10 Août 2011
Victor Hugo a entrepris dans sa large fresque des Misérables de faire naître notamment le symbole de l'innocence en utilisant le chant qui, par sa fraîcheur, s'oppose au feu des armes à l'heure de l'insurrection de Paris, au début de l'année 1832....
repères : les quatre éléments : le feu
Il vous est proposé une succession d'articles illustrant le thème du feu dans la littérature :
La Gazette vous propose de considérer un autre point de vue sur le feu : il s'agit de celui nourri par les armes.
Seule la littérature peut retracer le destin tragique de l'enfance fauchée par la folie humaine.
Victor Hugo a entrepris dans sa large fresque des Misérables de faire naître notamment le symbole de l'innocence en utilisant le chant qui, par sa fraîcheur, s'oppose au feu des armes à l'heure de l'insurrection de Paris, au début de l'année 1832...

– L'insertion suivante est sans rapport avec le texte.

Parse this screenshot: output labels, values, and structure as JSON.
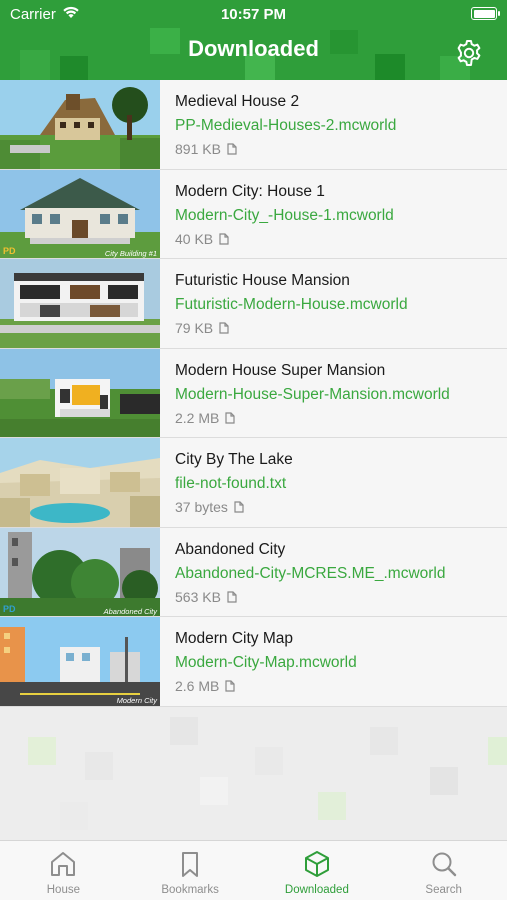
{
  "status_bar": {
    "carrier": "Carrier",
    "time": "10:57 PM"
  },
  "header": {
    "title": "Downloaded",
    "settings_icon": "gear-icon"
  },
  "items": [
    {
      "title": "Medieval House 2",
      "file": "PP-Medieval-Houses-2.mcworld",
      "size": "891 KB"
    },
    {
      "title": "Modern City: House 1",
      "file": "Modern-City_-House-1.mcworld",
      "size": "40 KB"
    },
    {
      "title": "Futuristic House Mansion",
      "file": "Futuristic-Modern-House.mcworld",
      "size": "79 KB"
    },
    {
      "title": "Modern House Super Mansion",
      "file": "Modern-House-Super-Mansion.mcworld",
      "size": "2.2 MB"
    },
    {
      "title": "City By The Lake",
      "file": "file-not-found.txt",
      "size": "37 bytes"
    },
    {
      "title": "Abandoned City",
      "file": "Abandoned-City-MCRES.ME_.mcworld",
      "size": "563 KB"
    },
    {
      "title": "Modern City Map",
      "file": "Modern-City-Map.mcworld",
      "size": "2.6 MB"
    }
  ],
  "thumb_overlays": {
    "item1": {
      "badge": "PD",
      "caption": "City Building #1"
    },
    "item5": {
      "badge": "PD",
      "caption": "Abandoned City"
    },
    "item6": {
      "caption": "Modern City"
    }
  },
  "tabs": [
    {
      "label": "House",
      "icon": "house-icon",
      "active": false
    },
    {
      "label": "Bookmarks",
      "icon": "bookmark-icon",
      "active": false
    },
    {
      "label": "Downloaded",
      "icon": "cube-icon",
      "active": true
    },
    {
      "label": "Search",
      "icon": "search-icon",
      "active": false
    }
  ],
  "colors": {
    "accent": "#2f9e3a",
    "file_text": "#3aa83f",
    "inactive_tab": "#8e8e8e"
  }
}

Retrouvons Gavroche dans ses derniers instants...
« Il se dressa tout droit, debout, les cheveux au vent, les mains sur les hanches, l’œil fixé sur les gardes nationaux qui tiraient, et il chanta :
On est laid à Nanterre,
C’est la faute à Voltaire,
Et bête à Palaiseau,
C’est la faute à Rousseau.
Puis il ramassa son panier, y remit, sans en perdre une seule, les cartouches qui en étaient tombées, et, avançant vers la fusillade, alla dépouiller une autre giberne. Là une quatrième balle le manqua encore. Gavroche chanta :
Je ne suis pas notaire,
C’est la faute à Voltaire,
Je suis petit oiseau,
C’est la faute à Rousseau.
Une cinquième balle ne réussit qu’à tirer de lui un troisième couplet :
Joie est mon caractère,
C’est la faute à Voltaire,
Misère est mon trousseau,
C’est la faute à Rousseau.
Cela continua ainsi quelque temps.
Le spectacle était épouvantable et charmant. Gavroche, fusillé, taquinait la fusillade. Il avait l’air de s’amuser beaucoup. C’était le moineau becquetant les chasseurs. Il répondait à chaque décharge par un couplet. On le visait sans cesse, on le manquait toujours. Les gardes nationaux et les soldats riaient en l’ajustant. Il se couchait, puis se redressait, s’effaçait dans un coin de porte, puis bondissait, disparaissait, reparaissait, se sauvait, revenait, ripostait à la mitraille par des pieds de nez, et cependant pillait les cartouches, vidait les gibernes et remplissait son panier. Les insurgés, haletants d’anxiété, le suivaient des yeux. La barricade tremblait ; lui, il chantait. Ce n’était pas un enfant, ce n’était pas un homme ; c’était un étrange gamin fée. On eût dit le nain invulnérable de la mêlée. Les balles couraient après lui, il était plus leste qu’elles. Il jouait on ne sait quel effrayant jeu de cache-cache avec la mort ; chaque fois que la face camarde du spectre s’approchait, le gamin lui donnait une pichenette.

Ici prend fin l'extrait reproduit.